Class meetings and you
In my mind, you are adults and I will treat you as such. I therefore do not take attendance and leave it up to you to come to class or not and to assume responsibility for the consequences of your decision. However, I strongly encourage you to come to class and, in fact, a portion of your grade will depend on your participation in in-class quizzes and labs. You will be held responsible for all material covered in class, regardless of its presence (or lack thereof) in the textbook. In fact, I guarantee that there will be material covered in class that is neither in the text nor the additional readings.
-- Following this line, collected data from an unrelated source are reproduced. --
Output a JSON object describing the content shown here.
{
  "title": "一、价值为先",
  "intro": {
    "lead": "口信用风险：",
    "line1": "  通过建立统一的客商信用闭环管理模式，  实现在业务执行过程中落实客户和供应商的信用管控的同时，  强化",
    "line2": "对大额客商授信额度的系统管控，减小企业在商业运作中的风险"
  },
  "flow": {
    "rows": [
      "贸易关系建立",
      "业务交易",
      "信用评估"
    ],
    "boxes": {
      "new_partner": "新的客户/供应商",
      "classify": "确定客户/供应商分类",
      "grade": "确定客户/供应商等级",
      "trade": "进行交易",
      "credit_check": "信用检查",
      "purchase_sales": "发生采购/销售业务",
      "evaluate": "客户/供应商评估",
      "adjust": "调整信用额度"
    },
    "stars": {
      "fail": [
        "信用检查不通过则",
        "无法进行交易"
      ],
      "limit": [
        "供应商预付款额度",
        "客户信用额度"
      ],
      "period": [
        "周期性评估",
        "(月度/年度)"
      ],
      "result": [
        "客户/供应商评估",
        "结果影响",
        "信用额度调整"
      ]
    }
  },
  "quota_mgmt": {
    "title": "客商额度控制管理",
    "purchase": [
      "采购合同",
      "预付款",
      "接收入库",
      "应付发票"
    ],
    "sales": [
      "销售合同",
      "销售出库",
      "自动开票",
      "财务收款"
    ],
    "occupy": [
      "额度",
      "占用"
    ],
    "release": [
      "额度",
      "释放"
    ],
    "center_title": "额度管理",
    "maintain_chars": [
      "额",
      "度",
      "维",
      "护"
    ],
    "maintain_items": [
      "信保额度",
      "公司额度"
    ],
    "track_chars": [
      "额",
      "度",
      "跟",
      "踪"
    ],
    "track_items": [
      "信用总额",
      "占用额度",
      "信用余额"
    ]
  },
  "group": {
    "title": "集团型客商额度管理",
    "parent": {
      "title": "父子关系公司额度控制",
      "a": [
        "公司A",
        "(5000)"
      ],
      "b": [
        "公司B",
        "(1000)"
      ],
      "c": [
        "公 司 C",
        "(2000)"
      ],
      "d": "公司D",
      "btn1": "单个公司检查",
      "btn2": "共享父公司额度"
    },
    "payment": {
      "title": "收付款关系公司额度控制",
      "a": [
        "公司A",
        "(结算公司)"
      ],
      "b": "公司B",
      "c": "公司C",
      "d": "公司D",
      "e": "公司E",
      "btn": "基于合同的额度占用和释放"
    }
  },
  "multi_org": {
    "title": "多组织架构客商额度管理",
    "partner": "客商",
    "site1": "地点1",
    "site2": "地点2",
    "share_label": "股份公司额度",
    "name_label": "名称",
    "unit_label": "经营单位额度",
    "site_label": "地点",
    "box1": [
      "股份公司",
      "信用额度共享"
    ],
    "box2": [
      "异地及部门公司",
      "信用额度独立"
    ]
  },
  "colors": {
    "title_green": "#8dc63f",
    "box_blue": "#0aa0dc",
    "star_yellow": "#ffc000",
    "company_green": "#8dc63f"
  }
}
While in class, I ask that you not engage in behavior that may be disruptive or distracting to your colleagues. In particular, if you plan to use a computer during class, please sit at the rear of the class. In my opinion, computers are not the best way to take notes. Here is my suggested three-step method for note-taking:

  1. Read the materials for the class (the textbook section(s) and any additional readings) beforehand. Take notes while you read. Don’t just summarize; write down any questions you have — you will want to ask these during class. Work some of the examples/exercises yourself to check your initial understanding. You might want to leave extra space for additional notes (answers, corrections, clarifications) that you take during class. Some people like to use a different colored pen or pencil for notes, questions, attempted exercises, in-class versus out-of-class, etc.
  2. Take notes during class. Make sure you get all of your questions answered and understand why you had trouble with any exercises you tried.
  3. Later that evening, review your notes. If you like, you might rewrite them, integrating together the in-class and before-class components. Whatever method you choose, make sure that there aren’t any “holes” in your understanding. Homework assignments will help you do this, too.
Your grade will be composed of your performance on tests and homeworks, plus your classroom contributions as measured by lab reports and quizzes.

Both the midterm and the final are equally weighted. The homeworks are not; each homework’s contribution to your homework average will depend on the number of points in that homework. Laboratory reports (either individual or group) will be graded pass/fail. You will receive credit for all quizzes that you complete (in other words, I won’t give credit for blank sheets of paper).

Your course average will be computed as: 25% homework + 25% midterm + 25% final + 15% labs + 10% quizzes.

I don’t grade on a curve. I compute everyone’s quarter average based on the formula above. I then use my judgment to determine what averages correspond to an ‘A’, ‘B’, etc. for the quarter. Some quarters’ assignments, etc. turn out harder, and so the averages are lower. Other quarters, averages are higher. I use my judgment to adjust for that at the end. Decimal grades are then computed using the equivalences in the UW Catalog, linearly interpolating between letter-grade boundaries. Furthermore, I am well aware of the significance of assigning a grade below 2.0, in terms of impact on your career here at UWB. I can assure you that I examine in detail the performance in this course of each student before assigning a grade below 2.0.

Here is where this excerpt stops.